Es wird die tagträumerische Beobachtung seiner Umwelt vertont, die selten etwas so Besänftigendes und eine Aufbruchstimmung zugleich verkörpert, wie in diesem Song. Und auch wenn „Jeder Tag [davon] schwimmt“ hält das ENDLICH RUDERN nicht davon ab, mit dem Bau ihres Luftschlosses zu beginnen. „Lass es bau’n!“ heißt es am Ende des Openers „Sand“. Ob sich der Bau lohnt? Dazu später mehr…
Richtig rauchen lernen
Der Song „9 vor der 0“ hat es mir besonders angetan und ist mein persönliches EP-Highlight. Es fühlt sich so an, als würde der Song einen erst der Kälte aussetzen, um einen schließlich mit einem warmen Mantel umhüllen zu können. Soll heißen: Hier trifft Tristesse auf Zuversicht. „9 vor der 0“ handelt davon sich nach schweren Rückschlägen zurück ins Leben zu kämpfen und für seine Träume einzustehen.
Was auf den ersten Hinhörer ein banaler Song übers Rauchen zu sein scheint, offenbart immer wieder, dass es eigentlich um etwas anderes geht. So umreißen ENDLICH RUDERN im Song subtil das Thema Mentale Gesundheit, indem sie beispielsweise dem Club 27 eine Absage erteilen. Dabei vergessen sie nicht an die Dinge zu erinnern, für die es sich zu leben lohnt. Richtig rauchen zu lernen bedeutet für ENDLICH RUDERN richtig träumen zu lernen, damit sich Sehnsüchte eben nicht mehr einfach nur in Rauch auflösen.

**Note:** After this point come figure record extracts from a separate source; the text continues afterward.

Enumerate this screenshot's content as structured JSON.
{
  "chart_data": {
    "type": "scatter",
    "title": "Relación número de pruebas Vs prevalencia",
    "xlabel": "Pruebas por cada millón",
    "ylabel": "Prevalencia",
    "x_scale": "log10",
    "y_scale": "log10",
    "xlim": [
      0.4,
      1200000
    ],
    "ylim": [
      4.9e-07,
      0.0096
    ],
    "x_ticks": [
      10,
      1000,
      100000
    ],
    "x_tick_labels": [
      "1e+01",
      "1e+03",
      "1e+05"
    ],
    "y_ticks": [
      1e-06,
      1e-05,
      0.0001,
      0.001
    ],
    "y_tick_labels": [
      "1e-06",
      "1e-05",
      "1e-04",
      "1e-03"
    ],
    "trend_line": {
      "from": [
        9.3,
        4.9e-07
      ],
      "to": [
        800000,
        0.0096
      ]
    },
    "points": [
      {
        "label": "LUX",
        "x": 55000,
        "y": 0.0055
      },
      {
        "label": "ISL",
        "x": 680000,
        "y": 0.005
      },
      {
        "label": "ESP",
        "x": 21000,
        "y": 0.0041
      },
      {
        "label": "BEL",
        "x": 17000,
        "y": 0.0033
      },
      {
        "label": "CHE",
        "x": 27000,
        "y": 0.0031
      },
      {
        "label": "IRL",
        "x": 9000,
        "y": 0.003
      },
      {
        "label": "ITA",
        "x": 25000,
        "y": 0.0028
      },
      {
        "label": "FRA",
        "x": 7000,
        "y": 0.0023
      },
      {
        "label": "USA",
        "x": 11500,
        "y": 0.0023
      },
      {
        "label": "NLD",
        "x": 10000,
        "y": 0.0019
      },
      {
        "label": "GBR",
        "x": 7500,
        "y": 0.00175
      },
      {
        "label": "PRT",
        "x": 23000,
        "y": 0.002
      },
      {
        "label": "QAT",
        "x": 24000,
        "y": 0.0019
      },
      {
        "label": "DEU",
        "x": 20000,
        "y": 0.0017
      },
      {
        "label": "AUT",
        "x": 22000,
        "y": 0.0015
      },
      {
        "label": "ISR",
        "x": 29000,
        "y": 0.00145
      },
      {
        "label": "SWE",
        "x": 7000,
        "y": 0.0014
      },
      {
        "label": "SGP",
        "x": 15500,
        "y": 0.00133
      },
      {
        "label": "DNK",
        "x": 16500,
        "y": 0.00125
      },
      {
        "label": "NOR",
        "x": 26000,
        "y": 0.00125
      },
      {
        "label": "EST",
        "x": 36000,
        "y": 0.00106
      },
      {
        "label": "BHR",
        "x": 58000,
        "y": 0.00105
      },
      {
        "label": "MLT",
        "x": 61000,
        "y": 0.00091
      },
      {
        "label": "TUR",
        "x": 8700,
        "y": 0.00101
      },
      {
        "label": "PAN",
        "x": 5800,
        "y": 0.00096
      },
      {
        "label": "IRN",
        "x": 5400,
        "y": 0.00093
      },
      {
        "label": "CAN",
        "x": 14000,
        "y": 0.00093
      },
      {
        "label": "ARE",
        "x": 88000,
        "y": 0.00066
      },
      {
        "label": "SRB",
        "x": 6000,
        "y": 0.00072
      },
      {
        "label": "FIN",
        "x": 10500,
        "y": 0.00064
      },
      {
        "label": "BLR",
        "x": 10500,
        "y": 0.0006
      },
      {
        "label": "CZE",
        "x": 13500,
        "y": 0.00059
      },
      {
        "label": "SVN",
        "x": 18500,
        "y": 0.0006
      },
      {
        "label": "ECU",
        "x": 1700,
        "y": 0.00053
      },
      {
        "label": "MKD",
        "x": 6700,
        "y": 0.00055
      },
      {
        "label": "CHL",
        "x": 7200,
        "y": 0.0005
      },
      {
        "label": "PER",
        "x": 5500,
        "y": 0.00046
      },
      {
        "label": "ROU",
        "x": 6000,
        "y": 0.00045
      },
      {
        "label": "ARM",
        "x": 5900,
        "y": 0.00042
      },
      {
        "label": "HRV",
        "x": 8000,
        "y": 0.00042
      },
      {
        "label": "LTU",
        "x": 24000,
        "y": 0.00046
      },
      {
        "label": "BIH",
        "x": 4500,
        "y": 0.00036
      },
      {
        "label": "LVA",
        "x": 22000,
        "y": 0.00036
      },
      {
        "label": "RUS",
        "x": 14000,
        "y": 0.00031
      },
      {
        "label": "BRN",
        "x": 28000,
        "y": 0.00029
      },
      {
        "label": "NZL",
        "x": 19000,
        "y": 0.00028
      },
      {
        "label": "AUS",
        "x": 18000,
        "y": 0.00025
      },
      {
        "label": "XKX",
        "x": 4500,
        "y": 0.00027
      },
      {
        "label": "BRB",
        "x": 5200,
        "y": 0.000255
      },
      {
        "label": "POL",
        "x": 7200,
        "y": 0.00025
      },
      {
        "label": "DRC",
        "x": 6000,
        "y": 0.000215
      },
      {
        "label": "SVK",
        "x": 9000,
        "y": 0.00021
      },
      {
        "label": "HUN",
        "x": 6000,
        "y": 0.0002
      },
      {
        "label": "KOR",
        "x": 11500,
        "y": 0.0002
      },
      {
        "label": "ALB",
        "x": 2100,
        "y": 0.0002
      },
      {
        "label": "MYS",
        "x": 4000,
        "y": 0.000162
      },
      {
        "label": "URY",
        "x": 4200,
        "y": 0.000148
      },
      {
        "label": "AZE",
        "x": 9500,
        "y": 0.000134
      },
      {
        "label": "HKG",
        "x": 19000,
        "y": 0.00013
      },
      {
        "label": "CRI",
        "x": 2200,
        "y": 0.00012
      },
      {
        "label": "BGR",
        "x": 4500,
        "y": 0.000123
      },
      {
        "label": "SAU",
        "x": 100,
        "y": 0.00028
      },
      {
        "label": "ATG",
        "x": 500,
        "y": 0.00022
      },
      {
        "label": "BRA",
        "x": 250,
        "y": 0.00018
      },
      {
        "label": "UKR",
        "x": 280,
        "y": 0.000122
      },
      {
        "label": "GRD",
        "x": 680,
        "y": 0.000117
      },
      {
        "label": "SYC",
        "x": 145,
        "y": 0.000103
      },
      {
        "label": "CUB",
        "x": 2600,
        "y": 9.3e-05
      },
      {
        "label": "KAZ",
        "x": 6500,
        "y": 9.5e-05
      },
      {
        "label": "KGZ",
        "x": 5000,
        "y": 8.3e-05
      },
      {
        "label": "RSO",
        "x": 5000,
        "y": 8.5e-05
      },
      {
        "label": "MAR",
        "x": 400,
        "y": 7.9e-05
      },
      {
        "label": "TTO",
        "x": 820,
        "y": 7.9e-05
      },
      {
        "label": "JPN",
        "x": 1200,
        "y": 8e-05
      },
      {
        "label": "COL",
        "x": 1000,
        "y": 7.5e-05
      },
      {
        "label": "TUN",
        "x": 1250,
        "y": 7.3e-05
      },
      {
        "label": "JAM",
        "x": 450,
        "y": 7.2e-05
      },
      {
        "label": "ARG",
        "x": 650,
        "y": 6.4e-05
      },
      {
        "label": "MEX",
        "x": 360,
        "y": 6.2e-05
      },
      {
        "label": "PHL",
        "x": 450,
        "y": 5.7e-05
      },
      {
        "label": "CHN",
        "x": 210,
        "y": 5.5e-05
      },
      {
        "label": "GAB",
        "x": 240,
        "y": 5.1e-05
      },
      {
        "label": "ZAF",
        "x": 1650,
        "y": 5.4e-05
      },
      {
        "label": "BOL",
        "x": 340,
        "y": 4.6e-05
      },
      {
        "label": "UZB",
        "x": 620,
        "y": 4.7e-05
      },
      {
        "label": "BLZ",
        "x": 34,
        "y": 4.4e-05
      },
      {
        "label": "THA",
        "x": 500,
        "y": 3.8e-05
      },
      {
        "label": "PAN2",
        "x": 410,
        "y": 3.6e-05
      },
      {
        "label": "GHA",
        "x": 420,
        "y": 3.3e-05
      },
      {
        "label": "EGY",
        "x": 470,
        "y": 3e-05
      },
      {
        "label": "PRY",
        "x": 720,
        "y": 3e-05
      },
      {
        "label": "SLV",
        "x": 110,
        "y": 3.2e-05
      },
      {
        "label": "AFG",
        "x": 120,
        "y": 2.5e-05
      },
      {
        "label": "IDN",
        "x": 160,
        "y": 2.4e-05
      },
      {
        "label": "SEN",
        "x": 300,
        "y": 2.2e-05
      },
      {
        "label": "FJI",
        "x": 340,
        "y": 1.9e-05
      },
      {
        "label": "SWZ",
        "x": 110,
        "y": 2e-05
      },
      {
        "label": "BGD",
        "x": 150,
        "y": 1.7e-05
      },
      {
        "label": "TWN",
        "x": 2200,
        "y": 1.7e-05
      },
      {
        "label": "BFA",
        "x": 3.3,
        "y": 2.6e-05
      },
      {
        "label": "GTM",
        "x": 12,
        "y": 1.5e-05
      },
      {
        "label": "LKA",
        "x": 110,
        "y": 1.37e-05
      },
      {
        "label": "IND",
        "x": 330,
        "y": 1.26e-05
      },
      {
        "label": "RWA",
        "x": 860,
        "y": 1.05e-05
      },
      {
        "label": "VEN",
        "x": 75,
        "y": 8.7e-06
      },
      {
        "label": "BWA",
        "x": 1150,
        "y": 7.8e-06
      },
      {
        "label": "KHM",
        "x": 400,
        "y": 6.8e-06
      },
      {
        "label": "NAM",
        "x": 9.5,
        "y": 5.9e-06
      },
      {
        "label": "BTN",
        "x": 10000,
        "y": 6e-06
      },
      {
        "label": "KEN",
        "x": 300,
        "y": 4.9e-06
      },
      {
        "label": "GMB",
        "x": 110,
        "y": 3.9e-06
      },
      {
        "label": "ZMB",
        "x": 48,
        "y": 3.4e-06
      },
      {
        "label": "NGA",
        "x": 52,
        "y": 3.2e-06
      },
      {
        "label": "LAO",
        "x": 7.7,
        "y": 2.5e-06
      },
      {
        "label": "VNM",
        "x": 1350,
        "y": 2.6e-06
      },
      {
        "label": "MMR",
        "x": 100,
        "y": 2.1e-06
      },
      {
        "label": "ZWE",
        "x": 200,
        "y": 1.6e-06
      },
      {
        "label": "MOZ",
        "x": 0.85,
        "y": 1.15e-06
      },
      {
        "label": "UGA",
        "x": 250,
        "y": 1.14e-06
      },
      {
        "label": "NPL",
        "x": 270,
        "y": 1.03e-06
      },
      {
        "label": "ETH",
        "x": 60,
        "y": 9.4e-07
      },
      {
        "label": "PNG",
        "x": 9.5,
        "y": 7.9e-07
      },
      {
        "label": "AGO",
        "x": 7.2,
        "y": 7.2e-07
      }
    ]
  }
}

„Solange bis ich endlich weiß, ob etwas Leben glücklich macht / Eine 2 vor der 6 reicht mir nicht“
ENDLICH RUDERN – 9 vor der 0
„Luftschlösser“: Der Traum ist aus?
Im Titelsong ihrer EP begraben ENDLICH RUDERN die Träume, für die sie in „9 vor der 0“ noch gekämpft haben in einem Garten. „Vor zwei Wochen grub ich ein Loch in einem Garten. Dort ein Stein mit Inschrift: ‚Hier ruht Illusion‘ – Seitdem komm‘ ich jeden Abend von der Arbeit und habe mit Schlössern gar nichts mehr am Hut.“ heißt es im Outro. Ein tragisches Ende für das erbaute Luftschloss, das aber auch zeigt, dass die Beerdigung seiner Träume nicht die Lösung sein kann – nein, sogar nicht die Lösung sein darf! Denn wie ENDLICH RUDERN schon ganz richtig konstatieren: „Nicht das Herz, die Welt ist das Problem“.
Die Welt in der wir sozialisiert sind will keinen Platz für (Tag-) Träumer. Man soll funktionieren, und das bitte so effizient wie möglich. Träumen steht dieser Prämisse im Weg. Umso wichtiger scheint es, dass wir uns den Raum und die Zeit zum Träumen nehmen, damit wir am Ende nicht enttäuscht feststellen müssen, dass unsere Illusionen in einem piefigen Vorgarten begraben liegen.
„Nicht das Herz, die Welt ist das Problem.“
ENDLICH RUDERN – Luftschloss
Grand Finale: „Triff mich“
Der Closer „Triff mich“ nimmt eine unerwartete Wendung, die allerdings die Ups und Downs, die wir gemeinsam mit ENDLICH RUDERN in diesen knapp 20 Minuten durchlebt haben, akkurat widerspiegelt. Wie genau ich das meine, müsst ihr wohl selbst herausfinden. Unten könnt ihr euch die EP anhören, was ich an dieser Stelle ausdrücklich empfehle.
Und wenn ihr das nächstes Mal an München denkt, sollte sich von nun an bei euch die Assoziation zur Münchner Schule und ihren Direktoren ENDLICH RUDERN auftun. Grüß Gott oder so.